Gravitational lensing

[Rex King]

I was trained as an electrical engineer but only used the calculus twice early in my working life and now in retirement could not attempt its use. I seek enlightenment about an accepted scientific fact. It concern gravitational lensing or microlensing. The accepted brightening effect of a star passing behind a black hole screams at me that it cannot be so. I expect to be proven wrong.

 

A standard convex lense has but one focal length so that light converges from lense to focal length and diverges beyond that point. Beyond two focal lengths its brightness is less than it was when reaching the lense.

 

A gravitational lense has a continuous focal length. That is, that at increasing radii the focal length increases.

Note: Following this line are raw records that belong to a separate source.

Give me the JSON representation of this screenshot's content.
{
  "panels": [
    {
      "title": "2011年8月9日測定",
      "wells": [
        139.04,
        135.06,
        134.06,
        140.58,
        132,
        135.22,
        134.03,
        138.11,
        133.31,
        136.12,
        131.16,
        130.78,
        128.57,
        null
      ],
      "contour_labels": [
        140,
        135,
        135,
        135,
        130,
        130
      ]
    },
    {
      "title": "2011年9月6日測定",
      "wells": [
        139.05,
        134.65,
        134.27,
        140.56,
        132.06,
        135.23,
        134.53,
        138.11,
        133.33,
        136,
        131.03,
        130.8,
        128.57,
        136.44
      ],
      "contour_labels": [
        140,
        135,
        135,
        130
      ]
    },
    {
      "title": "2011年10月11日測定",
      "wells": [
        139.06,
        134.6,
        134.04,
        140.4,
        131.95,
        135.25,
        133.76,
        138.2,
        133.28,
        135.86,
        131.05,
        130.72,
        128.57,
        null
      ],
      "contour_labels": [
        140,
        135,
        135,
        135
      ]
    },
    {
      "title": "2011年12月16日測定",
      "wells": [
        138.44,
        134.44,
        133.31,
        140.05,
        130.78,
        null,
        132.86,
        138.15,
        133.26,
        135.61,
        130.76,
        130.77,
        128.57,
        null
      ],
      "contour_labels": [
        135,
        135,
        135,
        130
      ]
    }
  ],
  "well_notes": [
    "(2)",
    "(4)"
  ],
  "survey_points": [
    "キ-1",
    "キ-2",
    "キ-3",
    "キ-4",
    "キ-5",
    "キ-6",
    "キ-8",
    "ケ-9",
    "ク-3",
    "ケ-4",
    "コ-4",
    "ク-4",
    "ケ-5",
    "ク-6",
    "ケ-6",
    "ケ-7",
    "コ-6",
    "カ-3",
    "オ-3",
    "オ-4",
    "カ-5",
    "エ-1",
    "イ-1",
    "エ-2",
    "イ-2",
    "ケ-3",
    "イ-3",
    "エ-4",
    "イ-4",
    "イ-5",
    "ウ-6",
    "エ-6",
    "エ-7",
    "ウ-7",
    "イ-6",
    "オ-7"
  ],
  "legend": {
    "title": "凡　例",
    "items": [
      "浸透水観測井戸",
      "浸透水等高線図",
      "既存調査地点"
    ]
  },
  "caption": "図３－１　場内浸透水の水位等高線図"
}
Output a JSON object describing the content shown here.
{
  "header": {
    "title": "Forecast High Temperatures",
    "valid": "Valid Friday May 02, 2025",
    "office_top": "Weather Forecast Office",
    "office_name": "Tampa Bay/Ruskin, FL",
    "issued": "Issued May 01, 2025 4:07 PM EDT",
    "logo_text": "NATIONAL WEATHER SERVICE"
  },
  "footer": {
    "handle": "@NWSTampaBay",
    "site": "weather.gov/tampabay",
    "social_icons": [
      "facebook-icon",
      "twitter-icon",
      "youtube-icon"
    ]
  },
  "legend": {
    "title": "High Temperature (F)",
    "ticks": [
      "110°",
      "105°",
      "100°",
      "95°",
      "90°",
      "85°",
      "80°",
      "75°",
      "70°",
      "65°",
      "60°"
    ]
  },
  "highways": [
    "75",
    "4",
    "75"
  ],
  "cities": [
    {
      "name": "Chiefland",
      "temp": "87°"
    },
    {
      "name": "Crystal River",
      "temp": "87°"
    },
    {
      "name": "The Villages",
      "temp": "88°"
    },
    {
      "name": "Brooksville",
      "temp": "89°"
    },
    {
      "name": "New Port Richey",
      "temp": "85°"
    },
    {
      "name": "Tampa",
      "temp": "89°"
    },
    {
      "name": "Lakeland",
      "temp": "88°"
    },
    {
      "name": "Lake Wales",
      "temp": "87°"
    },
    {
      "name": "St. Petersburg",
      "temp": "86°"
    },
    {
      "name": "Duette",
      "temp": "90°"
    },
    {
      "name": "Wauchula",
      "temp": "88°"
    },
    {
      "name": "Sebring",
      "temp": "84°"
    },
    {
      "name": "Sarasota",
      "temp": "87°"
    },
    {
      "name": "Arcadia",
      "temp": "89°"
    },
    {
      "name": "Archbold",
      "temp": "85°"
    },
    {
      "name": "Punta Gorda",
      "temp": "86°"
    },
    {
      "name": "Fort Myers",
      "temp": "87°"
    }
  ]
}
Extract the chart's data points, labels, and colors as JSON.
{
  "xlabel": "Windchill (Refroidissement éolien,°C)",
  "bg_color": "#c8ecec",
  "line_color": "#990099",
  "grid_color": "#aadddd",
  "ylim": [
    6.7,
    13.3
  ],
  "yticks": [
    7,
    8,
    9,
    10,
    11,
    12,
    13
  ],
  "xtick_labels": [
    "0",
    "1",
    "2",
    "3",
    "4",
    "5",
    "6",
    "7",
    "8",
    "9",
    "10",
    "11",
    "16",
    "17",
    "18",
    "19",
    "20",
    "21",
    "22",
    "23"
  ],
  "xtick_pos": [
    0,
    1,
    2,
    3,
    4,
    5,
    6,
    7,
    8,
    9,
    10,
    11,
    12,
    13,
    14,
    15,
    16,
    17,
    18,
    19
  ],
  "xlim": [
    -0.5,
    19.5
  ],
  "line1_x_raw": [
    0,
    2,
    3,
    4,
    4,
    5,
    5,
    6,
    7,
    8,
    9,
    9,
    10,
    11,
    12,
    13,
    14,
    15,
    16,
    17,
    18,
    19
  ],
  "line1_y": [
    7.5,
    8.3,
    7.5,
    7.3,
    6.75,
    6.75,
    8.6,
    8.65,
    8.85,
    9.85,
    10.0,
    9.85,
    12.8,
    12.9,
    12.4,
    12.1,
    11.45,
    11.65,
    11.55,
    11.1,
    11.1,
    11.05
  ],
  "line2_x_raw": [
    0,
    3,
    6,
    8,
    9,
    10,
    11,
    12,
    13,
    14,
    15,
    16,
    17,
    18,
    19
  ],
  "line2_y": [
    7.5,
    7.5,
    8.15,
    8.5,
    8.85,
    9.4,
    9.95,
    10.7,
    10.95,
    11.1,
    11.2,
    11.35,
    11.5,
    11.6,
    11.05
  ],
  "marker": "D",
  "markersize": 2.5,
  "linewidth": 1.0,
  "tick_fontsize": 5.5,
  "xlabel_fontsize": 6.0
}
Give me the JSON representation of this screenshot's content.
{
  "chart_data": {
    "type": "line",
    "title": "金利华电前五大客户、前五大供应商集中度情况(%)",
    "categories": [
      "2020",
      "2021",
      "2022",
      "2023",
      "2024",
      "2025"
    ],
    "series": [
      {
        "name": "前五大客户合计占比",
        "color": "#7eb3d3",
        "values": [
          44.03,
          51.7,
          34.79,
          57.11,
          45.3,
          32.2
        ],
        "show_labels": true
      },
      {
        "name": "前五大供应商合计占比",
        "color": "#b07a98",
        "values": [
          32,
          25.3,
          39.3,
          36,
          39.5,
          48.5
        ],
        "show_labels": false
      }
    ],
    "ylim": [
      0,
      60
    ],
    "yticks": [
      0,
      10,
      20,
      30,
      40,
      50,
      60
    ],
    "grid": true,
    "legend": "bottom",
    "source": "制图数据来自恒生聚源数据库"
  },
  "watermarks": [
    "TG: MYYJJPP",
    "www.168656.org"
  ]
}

Thus in a point light source ,gravitational lense and observer scenario the dimming and lightening effect should exactly cancel out. One may also consider the fact the lensing effect causes the light to converge circumfrencially but diverge radially. Again these factors should cancel out.

 

That which I envisage would be seen by an observer at any focal length would be the star dimming and growing ‘horns’ as it approached alignment. Faint light passing behind the mass and bending would appear, intensify growing opposing horns and at complete alignment create a halo around the mass. This would continue in reverse order subsequent to alignment.

 

Is there, or has there been, a competent mathematician who can write or has written a computer program which depicts that which would be seen by an observer? I have been unable to find such on the internet.

 

 

 

 

[ajb]

Is there, or has there been, a competent mathematician who can write or has written a computer program which depicts that which would be seen by an observer?

 

The short answer is yes. People have written software programmes to study gravitational lensing. A friend of mine wrote/adapted something for his masters thesis.

 

 

I have been unable to find such on the internet.

 

I don't know what packages or programmes are available to you. Computational astrophysics and astronomy is outside my area of expertise. You could try sending an email to an astronomer at you nearest university. They should have a better idea than I do.